Before Lynette and Tom head over to Bree’s for dinner, Tom tucks Kayla in, and tells her that she needs to ease up on Lynette. Kayla isn’t really too into that idea, since she blames Lynette for The Babe’s death. Tom tries to deny this, but Kayla’s got the facts: The Babe would’ve never been in that store if Lynette wasn’t trying to get custody of Kayla. At the urging of her father, Kayla promises to be good, but also swears she’ll never love Lynette. VENDETTA!!!!
Gabby confronts Carlos about the flowers, and she finally accepts the fact that he didn’t send them. They have a long talk about how much it sucks to be divorced, and all I keep thinking is how annoying it’ll be in two seasons when they put these two back together.
Bree goes up to the guest room to ask Alma if she’ll stay hidden for a while, as she wants her appearance to be a surprise. The REAL surprise here is that Alma is injecting herself with something in the thigh. I wonder what it is? My first guess? She’s slowly poisoning herself, to frame Orson for her death for real this time. Just throwing it out there.
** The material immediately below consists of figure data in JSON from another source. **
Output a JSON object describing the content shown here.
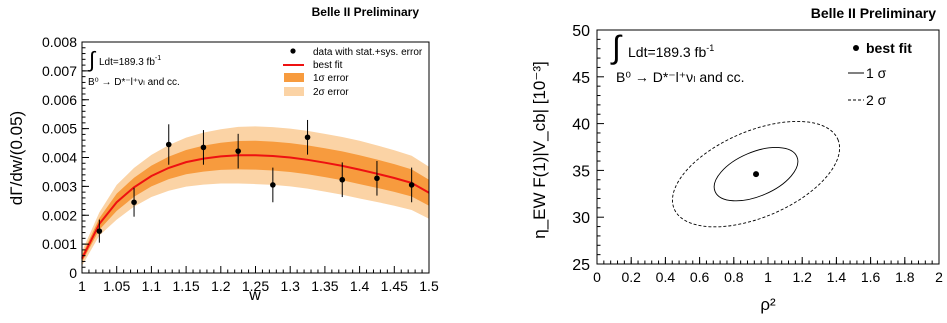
{
  "chart_data": [
    {
      "type": "scatter",
      "title": "Belle II Preliminary",
      "xlabel": "w",
      "ylabel": "dΓ/dw/(0.05)",
      "xlim": [
        1.0,
        1.5
      ],
      "ylim": [
        0,
        0.008
      ],
      "x_ticks": [
        "1",
        "1.05",
        "1.1",
        "1.15",
        "1.2",
        "1.25",
        "1.3",
        "1.35",
        "1.4",
        "1.45",
        "1.5"
      ],
      "y_ticks": [
        "0",
        "0.001",
        "0.002",
        "0.003",
        "0.004",
        "0.005",
        "0.006",
        "0.007",
        "0.008"
      ],
      "annotation_lumi": "Ldt=189.3 fb",
      "annotation_lumi_exp": "-1",
      "annotation_decay": "B⁰ → D*⁻l⁺νₗ and cc.",
      "legend": {
        "data": "data with stat.+sys. error",
        "fit": "best fit",
        "sigma1": "1σ error",
        "sigma2": "2σ error"
      },
      "colors": {
        "fit": "#ee1111",
        "band1": "#f79b3e",
        "band2": "#fbd3a5"
      },
      "series": [
        {
          "name": "data with stat.+sys. error",
          "points": [
            {
              "x": 1.025,
              "y": 0.00145,
              "err": 0.0004
            },
            {
              "x": 1.075,
              "y": 0.00245,
              "err": 0.0005
            },
            {
              "x": 1.125,
              "y": 0.00445,
              "err": 0.0007
            },
            {
              "x": 1.175,
              "y": 0.00435,
              "err": 0.0006
            },
            {
              "x": 1.225,
              "y": 0.00422,
              "err": 0.0006
            },
            {
              "x": 1.275,
              "y": 0.00305,
              "err": 0.0006
            },
            {
              "x": 1.325,
              "y": 0.0047,
              "err": 0.0006
            },
            {
              "x": 1.375,
              "y": 0.00323,
              "err": 0.0006
            },
            {
              "x": 1.425,
              "y": 0.00328,
              "err": 0.0006
            },
            {
              "x": 1.475,
              "y": 0.00305,
              "err": 0.0006
            }
          ]
        },
        {
          "name": "best fit",
          "x": [
            1.0,
            1.025,
            1.05,
            1.075,
            1.1,
            1.125,
            1.15,
            1.175,
            1.2,
            1.225,
            1.25,
            1.275,
            1.3,
            1.325,
            1.35,
            1.375,
            1.4,
            1.425,
            1.45,
            1.475,
            1.5
          ],
          "y": [
            0.0005,
            0.0017,
            0.00245,
            0.00297,
            0.00336,
            0.00364,
            0.00384,
            0.00396,
            0.00404,
            0.00408,
            0.00408,
            0.00405,
            0.004,
            0.00392,
            0.00382,
            0.00371,
            0.00358,
            0.00344,
            0.00329,
            0.00312,
            0.00278
          ],
          "band1": [
            0.00012,
            0.0002,
            0.0003,
            0.00033,
            0.00036,
            0.00039,
            0.00042,
            0.00045,
            0.00047,
            0.00049,
            0.0005,
            0.0005,
            0.0005,
            0.0005,
            0.0005,
            0.0005,
            0.0005,
            0.00049,
            0.00048,
            0.00047,
            0.00045
          ],
          "band2": [
            0.00025,
            0.0004,
            0.0006,
            0.00067,
            0.00073,
            0.00079,
            0.00085,
            0.0009,
            0.00094,
            0.00098,
            0.001,
            0.001,
            0.001,
            0.001,
            0.001,
            0.001,
            0.001,
            0.00098,
            0.00096,
            0.00094,
            0.0009
          ]
        }
      ]
    },
    {
      "type": "scatter",
      "title": "Belle II Preliminary",
      "xlabel": "ρ²",
      "ylabel": "η_EW F(1)|V_cb| [10⁻³]",
      "xlim": [
        0,
        2
      ],
      "ylim": [
        25,
        50
      ],
      "x_ticks": [
        "0",
        "0.2",
        "0.4",
        "0.6",
        "0.8",
        "1",
        "1.2",
        "1.4",
        "1.6",
        "1.8",
        "2"
      ],
      "y_ticks": [
        "25",
        "30",
        "35",
        "40",
        "45",
        "50"
      ],
      "annotation_lumi": "Ldt=189.3 fb",
      "annotation_lumi_exp": "-1",
      "annotation_decay": "B⁰ → D*⁻l⁺νₗ and cc.",
      "legend": {
        "fit": "best fit",
        "sigma1": "1 σ",
        "sigma2": "2 σ"
      },
      "best_fit": {
        "x": 0.93,
        "y": 34.6
      },
      "contour_1sigma": {
        "cx": 0.93,
        "cy": 34.6,
        "rx": 0.26,
        "ry": 2.35,
        "angle_deg": -23
      },
      "contour_2sigma": {
        "cx": 0.93,
        "cy": 34.6,
        "rx": 0.52,
        "ry": 4.6,
        "angle_deg": -23
      }
    }
  ]
}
Everyone is assembled and Bree introduces the main attraction: Alma Hodge ladies and gentlemen. Bree then leans over to Susan, and with all the passive aggression that lies in her Waspy lineage says: “Oh about that apology? Anytime you’re ready.”
Tom is fascinated by Alma’s story of Winnipeg, but it truly shocks me that no one flips out on Alma for the mess she’s caused. I mean, she drove poor, poor Carolyn Bigsby crazy. If she never “disappeared”, Carolyn probably wouldn’t have gone nuts, which means her husband might never have cheated on her, which means Carolyn wouldn’t have held the town hostage. Lynette’s arms would work fine; The Babe would be alive. Hell, Monique might even still be aound to sleep with the three guys on Wisteria Lane she hasn’t banged yet (she’s coming for you Andrew!). But instead, Tom goes on and on about Winnipeg.
Ernie Shaft Hudson shows up to question Orson about Monique’s death, because of Susan’s tip-off. This leads to a showdown between Bree and Susan, where Bree is betrayed, and Susan lets it slip in front of Ian that she went to see Mike the other day. Bree kicks Susan out, and ends their friendship with an icy stare. The scene ends on a funny note though. Gabby and Lynette scramble to make nice with the wayward friends. And then there is Tom, awkwardly left at the table with Alma: “Sooo Winnipeg? It must get pretty cold up there.”
Susan is a mess, but Ian doesn’t care. Of course, this starts Susan rambling and she blurts out an “I love you,” which warms Ian’s heart. Suddenly all is forgiven, because on a TV show, when someone says “I love you,” it’s the end of all ends. All that would complete this scene would be if Ian “comically” fainted.
Oh. And Alma’s moving to Wisteria Lane.
So there it was the first fresh episode of the year. What’d you think?